Innovation and creativity were the main themes running through the fifth annual Postdoctoral Research Day on March 14 at the Anschutz Medical Campus.
This year’s keynote speech, entitled “So You Think You Can Innovate?” was delivered by Roberta Ness, MD, MPH, dean of the School of Public Health at the University of Texas and an expert on creativity and innovation in the sciences. In her speech, Ness highlighted how “innovation is the engine of science and progress” but said her belief that the term ‘innovation’ is used so often the term has lost its meaning.
Society’s desire to explain innovation as “creativity with a use” is problematic for Ness. She feels that an individual’s sense of creativity is a personal trait. She talked about visiting an art museum with her husband and looking at a completely black canvas. She said her husband’s reaction was “Wow! that’s so cool.’”
Her take: “That’s a complete piece of garbage.”
Humor as Innovation
Ness offered her own definition of creativity as “surprise in the service of health and prosperity.” Humor, she said, is the highest form of innovation because in humor we are all surprised at the same moment and, therefore, we all laugh at the same moment.
“We use surprise in science,” she said, “because we’re trying to forward health and/or prosperity – that’s what science is all about.”

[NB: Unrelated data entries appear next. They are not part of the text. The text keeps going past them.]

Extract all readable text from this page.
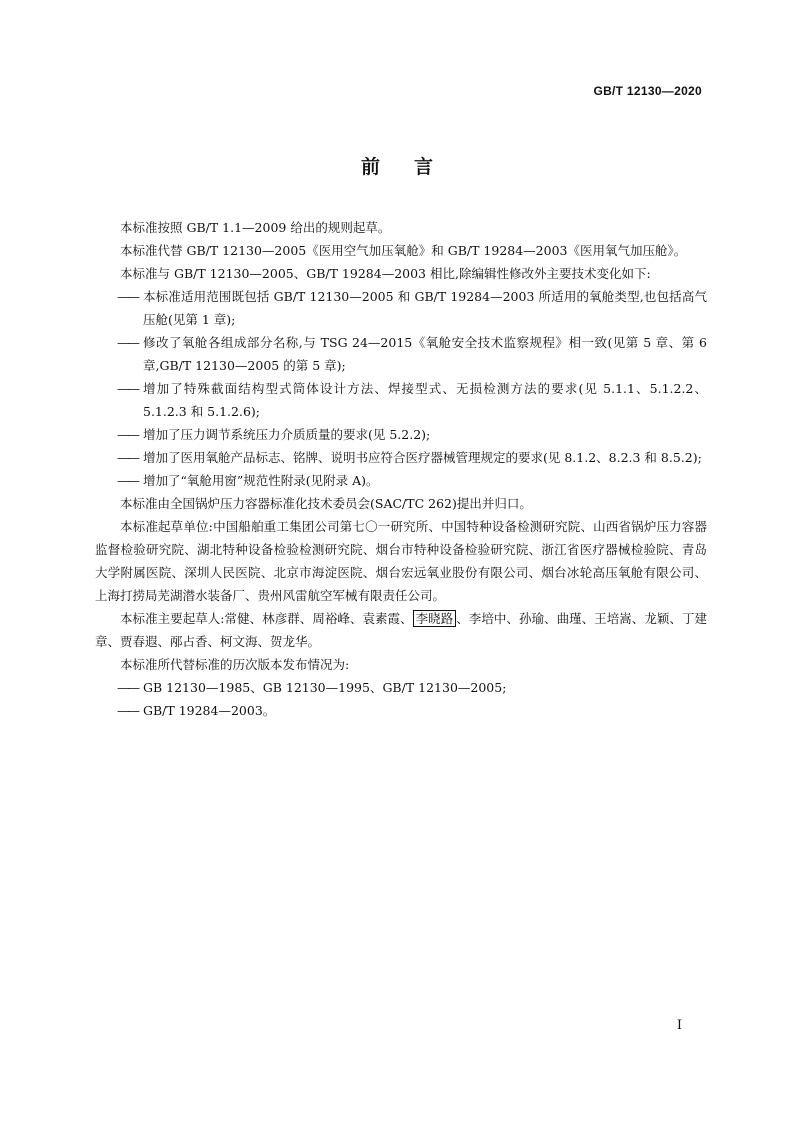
GB/T 12130—2020
前言

本标准按照 GB/T 1.1—2009 给出的规则起草。

本标准代替 GB/T 12130—2005《医用空气加压氧舱》和 GB/T 19284—2003《医用氧气加压舱》。

本标准与 GB/T 12130—2005、GB/T 19284—2003 相比,除编辑性修改外主要技术变化如下:

—— 本标准适用范围既包括 GB/T 12130—2005 和 GB/T 19284—2003 所适用的氧舱类型,也包括高气压舱(见第 1 章);

—— 修改了氧舱各组成部分名称,与 TSG 24—2015《氧舱安全技术监察规程》相一致(见第 5 章、第 6 章,GB/T 12130—2005 的第 5 章);

—— 增加了特殊截面结构型式筒体设计方法、焊接型式、无损检测方法的要求(见 5.1.1、5.1.2.2、5.1.2.3 和 5.1.2.6);

—— 增加了压力调节系统压力介质质量的要求(见 5.2.2);

—— 增加了医用氧舱产品标志、铭牌、说明书应符合医疗器械管理规定的要求(见 8.1.2、8.2.3 和 8.5.2);

—— 增加了“氧舱用窗”规范性附录(见附录 A)。

本标准由全国锅炉压力容器标准化技术委员会(SAC/TC 262)提出并归口。

本标准起草单位:中国船舶重工集团公司第七〇一研究所、中国特种设备检测研究院、山西省锅炉压力容器监督检验研究院、湖北特种设备检验检测研究院、烟台市特种设备检验研究院、浙江省医疗器械检验院、青岛大学附属医院、深圳人民医院、北京市海淀医院、烟台宏远氧业股份有限公司、烟台冰轮高压氧舱有限公司、上海打捞局芜湖潜水装备厂、贵州风雷航空军械有限责任公司。

本标准主要起草人:常健、林彦群、周裕峰、袁素霞、 李晓路 、李培中、孙瑜、曲瑾、王培嵩、龙颖、丁建章、贾春遐、邴占香、柯文海、贺龙华。

本标准所代替标准的历次版本发布情况为:

—— GB 12130—1985、GB 12130—1995、GB/T 12130—2005;

—— GB/T 19284—2003。

I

In addition to the keynote speech and roundtable discussions centered around non-academic careers, two poster sessions featured more than 60 displays of the independent research being conducted by postdocs at CU’s Anschutz and Denver campuses, National Jewish Health and Children’s Hospital Colorado.
Researching infant fat gain
Bridget E. Young, postdoctoral fellow in the Department of Pediatrics of the School of Medicine, showcased her study to discover if maternal obesity affects early infant fat gain. Young wanted to find out if if maternal obesity impacts certain components in breast milk that could affect infant fat gain in the first few months of life. The study revealed that, while the fat and calorie content of breast milk did not differ between normal weight and overweight mothers, infants of overweight or obese mothers had more lean body mass then infants of normal weight mothers.

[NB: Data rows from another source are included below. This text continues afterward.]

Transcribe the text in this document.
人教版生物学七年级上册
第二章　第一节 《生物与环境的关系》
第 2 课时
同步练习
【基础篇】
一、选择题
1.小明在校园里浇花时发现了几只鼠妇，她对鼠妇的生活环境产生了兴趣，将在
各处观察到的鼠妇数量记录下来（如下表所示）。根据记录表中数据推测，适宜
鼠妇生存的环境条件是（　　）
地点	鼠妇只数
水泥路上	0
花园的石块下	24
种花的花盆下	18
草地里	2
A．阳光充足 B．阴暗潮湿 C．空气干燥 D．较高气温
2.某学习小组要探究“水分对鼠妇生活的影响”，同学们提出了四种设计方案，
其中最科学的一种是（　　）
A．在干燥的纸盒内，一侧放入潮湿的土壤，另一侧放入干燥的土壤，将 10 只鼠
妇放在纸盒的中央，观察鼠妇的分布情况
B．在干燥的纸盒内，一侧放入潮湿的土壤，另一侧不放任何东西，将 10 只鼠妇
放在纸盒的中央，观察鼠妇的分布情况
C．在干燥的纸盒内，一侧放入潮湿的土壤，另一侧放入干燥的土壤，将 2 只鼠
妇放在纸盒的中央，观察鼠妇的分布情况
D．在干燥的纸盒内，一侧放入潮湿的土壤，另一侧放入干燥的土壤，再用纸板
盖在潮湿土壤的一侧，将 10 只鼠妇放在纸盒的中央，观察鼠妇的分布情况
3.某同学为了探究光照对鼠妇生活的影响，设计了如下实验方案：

“It’s amazing and encouraging to see that there are very few differences in breast milk composition between these two groups of very different women,” Young says. “Since it doesn’t appear to be differences in the milk, we are excited to finish the study and hopefully determine what is driving the higher fat-free mass among infants of overweight mothers.”
Katherine Belendiuk, postdoctoral fellow in the Department of Psychiatry, studied two groups of Colorado teenagers to discover the effect of marijuana commercialization on adolescent drug treatment outcomes. The first group of participants entered a drug treatment plan prior to Colorado’s approval of medical marijuana in 2009, and the findings were compared against a group of participants who entered a drug treatment plan after 2009.

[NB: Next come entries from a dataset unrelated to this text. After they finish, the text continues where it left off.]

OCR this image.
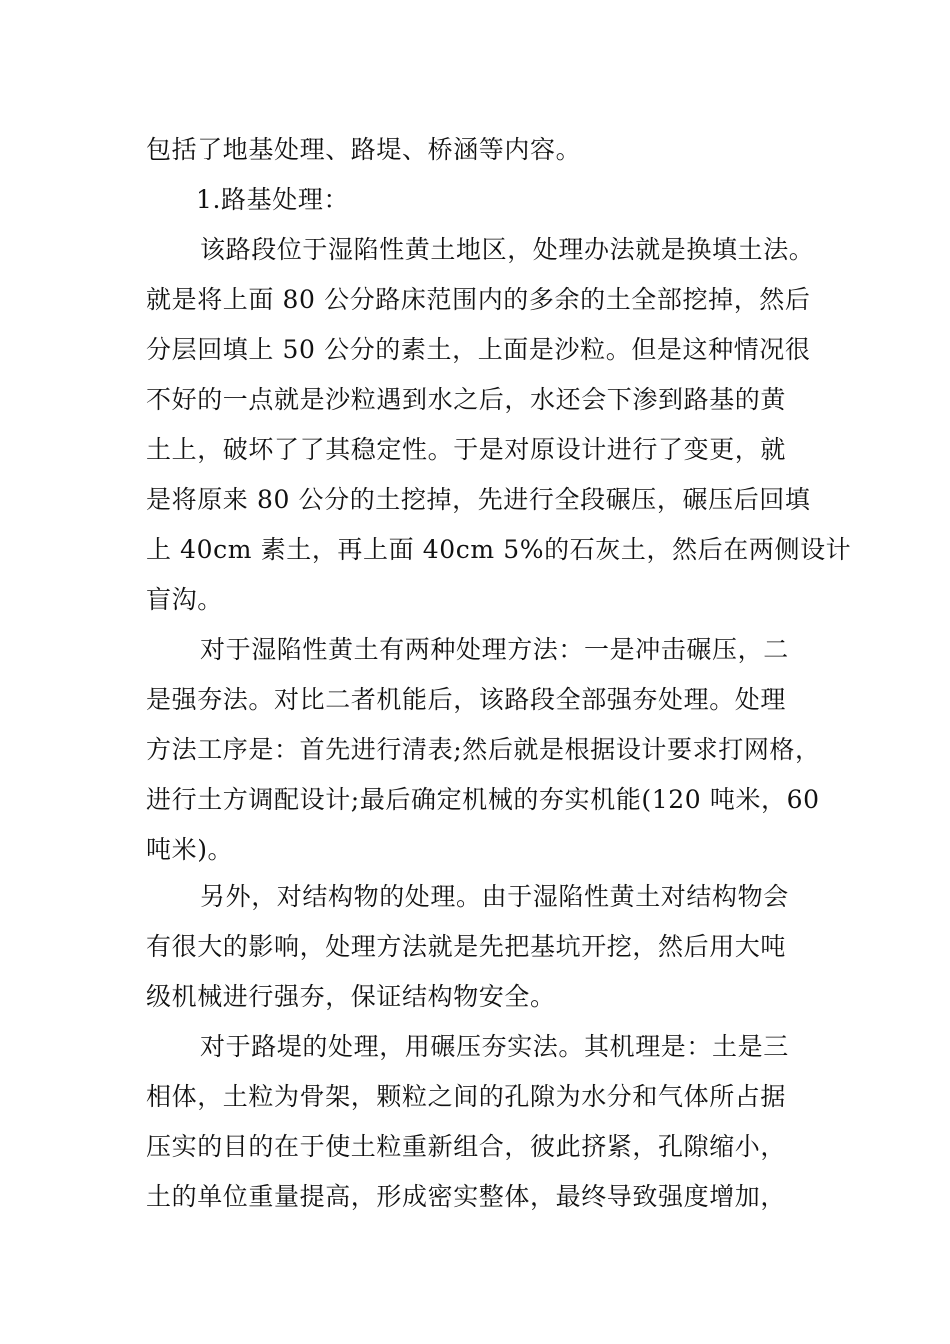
包括了地基处理、路堤、桥涵等内容。

1.路基处理：

该路段位于湿陷性黄土地区，处理办法就是换填土法。

就是将上面 80 公分路床范围内的多余的土全部挖掉，然后

分层回填上 50 公分的素土，上面是沙粒。但是这种情况很

不好的一点就是沙粒遇到水之后，水还会下渗到路基的黄

土上，破坏了了其稳定性。于是对原设计进行了变更，就

是将原来 80 公分的土挖掉，先进行全段碾压，碾压后回填

上 40cm 素土，再上面 40cm 5%的石灰土，然后在两侧设计

盲沟。

对于湿陷性黄土有两种处理方法：一是冲击碾压，二

是强夯法。对比二者机能后，该路段全部强夯处理。处理

方法工序是：首先进行清表;然后就是根据设计要求打网格，

进行土方调配设计;最后确定机械的夯实机能(120 吨米，60

吨米)。

另外，对结构物的处理。由于湿陷性黄土对结构物会

有很大的影响，处理方法就是先把基坑开挖，然后用大吨

级机械进行强夯，保证结构物安全。

对于路堤的处理，用碾压夯实法。其机理是：土是三

相体，土粒为骨架，颗粒之间的孔隙为水分和气体所占据

压实的目的在于使土粒重新组合，彼此挤紧，孔隙缩小，

土的单位重量提高，形成密实整体，最终导致强度增加，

Belendiuk found that participants who entered the drug treatment plan after 2009 tested positive for higher levels of marijuana in their body, took longer to get “clean” and were less likely to be pot-free at the end of treatment. This was attributed in part to the increase of marijuana dispensaries available to tempt users of the drug. Belendiuk now hopes to analyze the density of dispensaries close to the homes and schools of participants to see if it influences treatment outcomes.
Five participants, who received the highest scores during poster competition, have received a CU spending line-of-credit as prize:
- Nicholas D’Amato, Pathology, SOM — Jennifer Richer mentor
- Daisy Dai, Dermatology, SOM — Dennis Roop mentor
- Amanda Pilling, Medical Oncology, SOM — Robert Doebele mentor
- Swati Jain, Renal Diseases and Hypertension, SOM — Alkesh Jani mentor
- Andre Tavares, Craniofacial Biology, SODM – David Clouthier mentor
The Postdoctoral Association also issued its first-ever award for postdoctoral mentoring to Jacob (Jed) Friedman, Pediatrics.